Reply
Expert Contributor
Posts: 90
Registered: ‎05-09-2017

How to use G1GC for my MR job

[ Edited ]

How can i specify G1GC for my mapreduce job ?

I want to override cluster wide settings. i want tp specify these properties at the job level. 

Posts: 1,903
Kudos: 435
Solutions: 307
Registered: ‎07-31-2013

Re: How to use G1GC for my MR job

If you use CM and wish to apply this for all jobs, add the required JVM opts that enable G1 and other desired flags under:

CM -> YARN (with MR2) -> Configuration -> Field called "Map Task Java Opts Base" and "Reduce Task Java Opts Base".
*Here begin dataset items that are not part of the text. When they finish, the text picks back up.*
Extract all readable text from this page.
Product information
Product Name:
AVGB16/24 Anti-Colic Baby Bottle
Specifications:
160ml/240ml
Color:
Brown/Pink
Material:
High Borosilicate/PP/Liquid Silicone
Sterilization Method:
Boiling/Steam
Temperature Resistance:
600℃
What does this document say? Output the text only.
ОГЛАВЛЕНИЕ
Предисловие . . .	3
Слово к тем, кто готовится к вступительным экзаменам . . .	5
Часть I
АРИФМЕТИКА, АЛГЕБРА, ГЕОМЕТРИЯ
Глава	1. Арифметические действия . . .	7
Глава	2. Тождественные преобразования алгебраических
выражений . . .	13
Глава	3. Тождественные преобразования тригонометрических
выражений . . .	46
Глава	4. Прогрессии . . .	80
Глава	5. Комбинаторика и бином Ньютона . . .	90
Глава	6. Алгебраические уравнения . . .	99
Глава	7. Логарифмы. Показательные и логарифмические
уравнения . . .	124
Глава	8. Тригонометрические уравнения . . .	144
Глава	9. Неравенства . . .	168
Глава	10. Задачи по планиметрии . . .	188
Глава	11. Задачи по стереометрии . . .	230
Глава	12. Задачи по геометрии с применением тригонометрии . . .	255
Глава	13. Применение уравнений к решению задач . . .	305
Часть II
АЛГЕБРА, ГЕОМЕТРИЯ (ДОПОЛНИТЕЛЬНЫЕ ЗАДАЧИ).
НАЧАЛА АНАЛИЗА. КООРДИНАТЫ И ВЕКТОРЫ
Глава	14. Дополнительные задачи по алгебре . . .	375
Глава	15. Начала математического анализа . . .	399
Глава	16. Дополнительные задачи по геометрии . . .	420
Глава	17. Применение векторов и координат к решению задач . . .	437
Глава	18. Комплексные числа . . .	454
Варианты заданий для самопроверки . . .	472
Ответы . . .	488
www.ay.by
Save and redeploy your cluster-wide client configuration: https://www.youtube.com/watch?v=4S9H3wftM_0

Outside of CM, you can use -Dkey=value CLI flags to pass to your job driver, provided your job driver uses ToolRunner framework properly as prescribed here: http://archive.cloudera.com/cdh5/cdh/5/hadoop/api/org/apache/hadoop/util/Tool.html, or apply it via code (not suggested, since its a configuration subject to change in future). The config keys to modify for this style would be "mapreduce.map.java.opts" and "mapreduce.reduce.java.opts".

Ensure you also specify the maximum heap size when changing the raw config keys. When done from CM, the heaps are inferred and auto-added from other heap-specific fields in the config page, but this is manual in the second technique presented above.